The Matrix class in [2] was chosen as a standard for comparison because I was originally going to use it in the Critter project, but the Copy function makes it easy to replace it with another class. Measurements of execution time were made after compiling a release version of MainTest.cpp with Visual C++ 6.0 and run on a 1-GHz PC with Windows ME. (Listing 2 shows MatDefs.h.) Initially, the time for running each operation a large number of times was measured, after which I selected iteration numbers that ran each operation repeatedly for a period in the range of 6 to 10 seconds and divided that time by the number of iterations to get the time per operation. The time to run the iteration loop itself was also measured at the beginning, middle, and end of the sequence of tests for two reasons:

The other measurements include this loop time, which should be subtracted from them.
I wanted assurance that the system was stable—that the loop times did not change during the test.

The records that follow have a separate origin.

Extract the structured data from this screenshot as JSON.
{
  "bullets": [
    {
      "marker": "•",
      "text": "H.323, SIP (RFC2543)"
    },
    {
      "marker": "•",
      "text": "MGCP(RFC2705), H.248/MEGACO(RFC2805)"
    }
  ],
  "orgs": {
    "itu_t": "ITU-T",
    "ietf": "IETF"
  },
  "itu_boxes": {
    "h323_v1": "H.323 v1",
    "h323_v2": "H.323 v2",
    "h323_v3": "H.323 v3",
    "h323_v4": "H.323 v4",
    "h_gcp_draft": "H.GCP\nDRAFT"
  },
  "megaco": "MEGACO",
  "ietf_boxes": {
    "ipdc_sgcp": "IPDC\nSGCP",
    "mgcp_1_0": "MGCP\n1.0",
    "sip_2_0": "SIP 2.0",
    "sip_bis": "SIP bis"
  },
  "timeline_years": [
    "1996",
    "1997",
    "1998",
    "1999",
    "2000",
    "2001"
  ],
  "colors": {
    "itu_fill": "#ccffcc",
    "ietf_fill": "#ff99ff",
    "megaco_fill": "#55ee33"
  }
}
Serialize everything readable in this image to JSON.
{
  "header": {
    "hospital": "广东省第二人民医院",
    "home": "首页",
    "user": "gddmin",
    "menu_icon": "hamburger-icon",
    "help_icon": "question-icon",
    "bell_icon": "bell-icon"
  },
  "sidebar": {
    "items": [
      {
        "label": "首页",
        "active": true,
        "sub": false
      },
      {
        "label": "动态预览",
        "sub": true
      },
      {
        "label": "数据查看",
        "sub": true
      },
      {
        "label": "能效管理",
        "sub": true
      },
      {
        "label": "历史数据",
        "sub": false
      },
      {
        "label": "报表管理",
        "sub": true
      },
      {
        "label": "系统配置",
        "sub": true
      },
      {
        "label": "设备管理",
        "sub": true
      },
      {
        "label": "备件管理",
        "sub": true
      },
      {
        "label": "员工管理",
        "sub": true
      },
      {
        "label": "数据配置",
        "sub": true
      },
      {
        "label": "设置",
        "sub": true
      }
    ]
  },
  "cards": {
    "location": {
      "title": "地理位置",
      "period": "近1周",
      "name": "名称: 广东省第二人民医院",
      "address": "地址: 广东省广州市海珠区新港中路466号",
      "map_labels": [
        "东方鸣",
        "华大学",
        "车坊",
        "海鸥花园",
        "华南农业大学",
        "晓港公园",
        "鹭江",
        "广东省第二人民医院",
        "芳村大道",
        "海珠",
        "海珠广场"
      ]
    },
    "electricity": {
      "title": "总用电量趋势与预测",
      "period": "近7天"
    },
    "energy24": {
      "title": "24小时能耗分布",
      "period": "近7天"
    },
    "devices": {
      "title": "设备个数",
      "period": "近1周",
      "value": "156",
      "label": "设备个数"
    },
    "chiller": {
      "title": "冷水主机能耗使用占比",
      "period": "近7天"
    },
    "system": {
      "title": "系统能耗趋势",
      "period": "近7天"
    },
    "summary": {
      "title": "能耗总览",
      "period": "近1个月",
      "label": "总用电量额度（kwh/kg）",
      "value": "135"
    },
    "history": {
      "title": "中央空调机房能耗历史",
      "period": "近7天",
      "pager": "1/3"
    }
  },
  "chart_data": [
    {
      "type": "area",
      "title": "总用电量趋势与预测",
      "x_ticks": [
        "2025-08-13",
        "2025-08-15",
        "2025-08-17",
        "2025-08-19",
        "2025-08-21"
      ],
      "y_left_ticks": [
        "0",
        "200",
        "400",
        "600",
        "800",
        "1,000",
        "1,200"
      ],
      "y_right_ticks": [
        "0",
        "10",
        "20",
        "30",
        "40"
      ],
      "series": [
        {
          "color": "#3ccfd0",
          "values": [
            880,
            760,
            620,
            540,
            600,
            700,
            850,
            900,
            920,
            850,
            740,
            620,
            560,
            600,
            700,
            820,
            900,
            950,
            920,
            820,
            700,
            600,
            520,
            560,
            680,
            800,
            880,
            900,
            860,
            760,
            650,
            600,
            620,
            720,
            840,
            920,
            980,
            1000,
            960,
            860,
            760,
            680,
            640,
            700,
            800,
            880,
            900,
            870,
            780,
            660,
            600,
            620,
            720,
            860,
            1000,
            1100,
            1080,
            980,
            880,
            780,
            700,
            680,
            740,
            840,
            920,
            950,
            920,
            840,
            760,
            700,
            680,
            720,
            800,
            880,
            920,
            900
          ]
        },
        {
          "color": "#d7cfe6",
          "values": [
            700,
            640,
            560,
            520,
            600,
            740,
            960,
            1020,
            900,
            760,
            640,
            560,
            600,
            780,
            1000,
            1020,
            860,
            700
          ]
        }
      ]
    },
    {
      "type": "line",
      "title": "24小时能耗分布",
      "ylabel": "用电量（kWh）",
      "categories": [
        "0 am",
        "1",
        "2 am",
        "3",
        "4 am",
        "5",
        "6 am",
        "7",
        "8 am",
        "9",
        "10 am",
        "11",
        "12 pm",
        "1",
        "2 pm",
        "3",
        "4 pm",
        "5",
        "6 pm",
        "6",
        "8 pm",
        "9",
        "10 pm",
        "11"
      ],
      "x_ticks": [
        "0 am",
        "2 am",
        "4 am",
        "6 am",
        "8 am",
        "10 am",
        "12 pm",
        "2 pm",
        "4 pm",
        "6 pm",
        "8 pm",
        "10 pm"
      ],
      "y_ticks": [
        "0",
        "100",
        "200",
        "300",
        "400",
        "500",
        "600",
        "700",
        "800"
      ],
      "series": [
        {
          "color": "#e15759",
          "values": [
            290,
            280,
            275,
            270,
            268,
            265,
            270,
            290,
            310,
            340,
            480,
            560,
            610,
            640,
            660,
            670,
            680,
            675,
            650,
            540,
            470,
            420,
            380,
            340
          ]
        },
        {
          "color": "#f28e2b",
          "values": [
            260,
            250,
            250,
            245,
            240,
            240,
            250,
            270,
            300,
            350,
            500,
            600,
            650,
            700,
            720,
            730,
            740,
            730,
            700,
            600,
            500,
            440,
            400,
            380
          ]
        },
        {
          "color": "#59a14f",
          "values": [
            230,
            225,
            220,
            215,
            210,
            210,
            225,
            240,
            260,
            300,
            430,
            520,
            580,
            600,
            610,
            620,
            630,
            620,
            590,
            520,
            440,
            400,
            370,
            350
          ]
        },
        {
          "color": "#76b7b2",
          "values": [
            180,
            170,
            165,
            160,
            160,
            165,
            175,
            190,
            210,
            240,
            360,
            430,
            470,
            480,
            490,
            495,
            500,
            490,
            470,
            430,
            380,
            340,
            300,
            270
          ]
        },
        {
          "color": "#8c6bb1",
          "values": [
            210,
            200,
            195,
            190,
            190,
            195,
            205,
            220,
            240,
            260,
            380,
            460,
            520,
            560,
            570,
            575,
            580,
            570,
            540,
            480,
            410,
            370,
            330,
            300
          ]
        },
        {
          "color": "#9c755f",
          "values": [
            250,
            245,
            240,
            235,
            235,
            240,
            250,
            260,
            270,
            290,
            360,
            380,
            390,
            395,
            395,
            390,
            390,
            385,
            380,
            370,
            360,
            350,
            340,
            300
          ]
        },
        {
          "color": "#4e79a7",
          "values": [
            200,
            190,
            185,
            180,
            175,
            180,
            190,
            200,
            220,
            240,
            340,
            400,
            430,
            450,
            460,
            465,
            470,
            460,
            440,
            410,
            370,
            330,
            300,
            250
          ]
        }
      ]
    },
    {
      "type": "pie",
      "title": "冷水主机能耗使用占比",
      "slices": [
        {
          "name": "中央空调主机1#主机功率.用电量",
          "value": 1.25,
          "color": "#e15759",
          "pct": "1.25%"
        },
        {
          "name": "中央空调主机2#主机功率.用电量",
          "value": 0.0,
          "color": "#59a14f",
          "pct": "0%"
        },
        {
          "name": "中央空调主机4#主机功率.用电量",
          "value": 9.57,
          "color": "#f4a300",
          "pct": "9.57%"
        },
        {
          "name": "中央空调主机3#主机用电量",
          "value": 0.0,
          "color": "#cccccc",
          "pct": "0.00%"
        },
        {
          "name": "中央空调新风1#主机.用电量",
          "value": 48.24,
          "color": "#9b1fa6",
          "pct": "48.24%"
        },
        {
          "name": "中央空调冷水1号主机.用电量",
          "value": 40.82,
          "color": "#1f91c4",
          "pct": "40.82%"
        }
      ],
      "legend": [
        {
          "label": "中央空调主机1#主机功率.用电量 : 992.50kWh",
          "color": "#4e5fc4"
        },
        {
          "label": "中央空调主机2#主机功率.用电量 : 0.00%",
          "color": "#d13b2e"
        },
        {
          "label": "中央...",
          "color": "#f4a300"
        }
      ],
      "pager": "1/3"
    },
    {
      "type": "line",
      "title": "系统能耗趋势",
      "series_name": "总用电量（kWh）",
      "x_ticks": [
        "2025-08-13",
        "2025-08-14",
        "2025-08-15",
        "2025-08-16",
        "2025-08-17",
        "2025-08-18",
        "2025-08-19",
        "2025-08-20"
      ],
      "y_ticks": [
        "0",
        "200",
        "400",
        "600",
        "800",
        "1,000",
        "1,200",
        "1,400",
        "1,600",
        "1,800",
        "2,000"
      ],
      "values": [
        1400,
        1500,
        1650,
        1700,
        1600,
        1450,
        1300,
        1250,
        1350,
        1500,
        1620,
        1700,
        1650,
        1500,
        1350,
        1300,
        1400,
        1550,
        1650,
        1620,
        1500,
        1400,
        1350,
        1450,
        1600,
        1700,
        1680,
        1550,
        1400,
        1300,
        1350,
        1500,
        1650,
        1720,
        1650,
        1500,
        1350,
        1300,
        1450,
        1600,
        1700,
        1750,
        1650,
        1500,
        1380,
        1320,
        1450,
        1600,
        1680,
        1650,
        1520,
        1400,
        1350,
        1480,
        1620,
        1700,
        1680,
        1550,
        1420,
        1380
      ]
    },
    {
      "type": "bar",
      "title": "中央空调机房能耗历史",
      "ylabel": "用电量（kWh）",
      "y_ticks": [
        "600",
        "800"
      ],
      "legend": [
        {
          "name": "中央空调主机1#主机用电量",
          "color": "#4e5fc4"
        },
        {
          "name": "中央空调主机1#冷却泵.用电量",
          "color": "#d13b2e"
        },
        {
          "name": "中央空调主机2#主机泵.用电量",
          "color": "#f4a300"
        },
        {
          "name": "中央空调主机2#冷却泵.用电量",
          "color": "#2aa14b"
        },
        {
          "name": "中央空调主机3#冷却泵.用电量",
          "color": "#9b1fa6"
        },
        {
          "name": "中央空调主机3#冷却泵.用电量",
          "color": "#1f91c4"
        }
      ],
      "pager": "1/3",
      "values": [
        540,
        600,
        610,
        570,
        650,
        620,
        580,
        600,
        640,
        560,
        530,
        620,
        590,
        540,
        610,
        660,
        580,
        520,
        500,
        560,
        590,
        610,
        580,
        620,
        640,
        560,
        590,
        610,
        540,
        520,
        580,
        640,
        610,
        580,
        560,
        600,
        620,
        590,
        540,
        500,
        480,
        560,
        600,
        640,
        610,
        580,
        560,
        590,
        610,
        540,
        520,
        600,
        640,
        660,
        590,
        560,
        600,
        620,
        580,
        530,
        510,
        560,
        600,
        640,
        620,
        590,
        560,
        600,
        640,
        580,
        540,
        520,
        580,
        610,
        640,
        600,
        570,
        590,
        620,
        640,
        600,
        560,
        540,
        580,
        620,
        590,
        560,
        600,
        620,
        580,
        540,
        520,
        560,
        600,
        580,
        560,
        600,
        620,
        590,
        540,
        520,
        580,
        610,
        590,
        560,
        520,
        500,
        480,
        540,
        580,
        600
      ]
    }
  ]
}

The latter may seem unnecessary, but when the tests were run with the compiler optimized for speed, the loop times varied by 50 percent, so the final tests were made without optimization.

Results

The numbers in the Matrix and ColMat columns of Table 1 are the execution times in microseconds for the operations in the second column. They are averages of three sets of measurements obtained by running the test in MainTest.cpp three separate times. The root-mean-squared errors range from 0.00 to 0.42 percent. The Return column indicates whether the operation returns by value or by reference. In row 17, the notation val/ref indicates that the Matrix class returns columns by value while ColMat returns them by reference. A "yes" in the member column means that the operator is a member of its class. Numbers in the Ratio column are the ratio of Matrix Op time to ColMat Op time, so large numbers indicate that the ColMat class is faster. Ratio values in rows 18, 19, and 20 are for comparisons with their member operator counterparts in rows 12, 13, and 14. The ratio, 4.08 (row 11), is for a comparison with the operation in row 10; that is, without a *= operator for matrices, you have to use the operation in row 10, which is slower by a factor of 4.08. The Process operation in the last row is for the equivalent of the operation in row 10 (or 11) plus operations for updating values in the transformation matrix, as implemented in the last two tests of MainTest.cpp. The ratio in this case shows that Critter's feature coordinates can be updated 3.3 times faster with polarized affine matrices than with a more conventional class. The time per empty (that is, without an operation) iteration loop was also measured at 0.005 microseconds per iteration. The entries in the table have not been corrected for this time.

Conclusion

As indicated by rows 1 and 2, the construction of two containers of vectors-of-vectors takes much more time, which explains why the polarized matrix operators that require temporaries (return by value) are slower than their Matrix counterparts. On the other hand, this is the same reason that ColMat *= RowMat is faster than dat=mat*dat by a factor of 4.1. In the final analysis, the value of using polarized matrices with dual containers of vector-of-vectors depends on which operations are used most frequently in your project.

References

[1] Gonzalez, Rafael C. and Richard E. Woods. Digital Image Processing, Addison-Wesley, 1992.
[2] Schulist, Stephen. "A Simple Matrix Class," C/C++ Users Journal, June 1996.
[3] Stroustrup, Bjarne. C++ Programming Language, Third Edition, Addison-Wesley, 1997.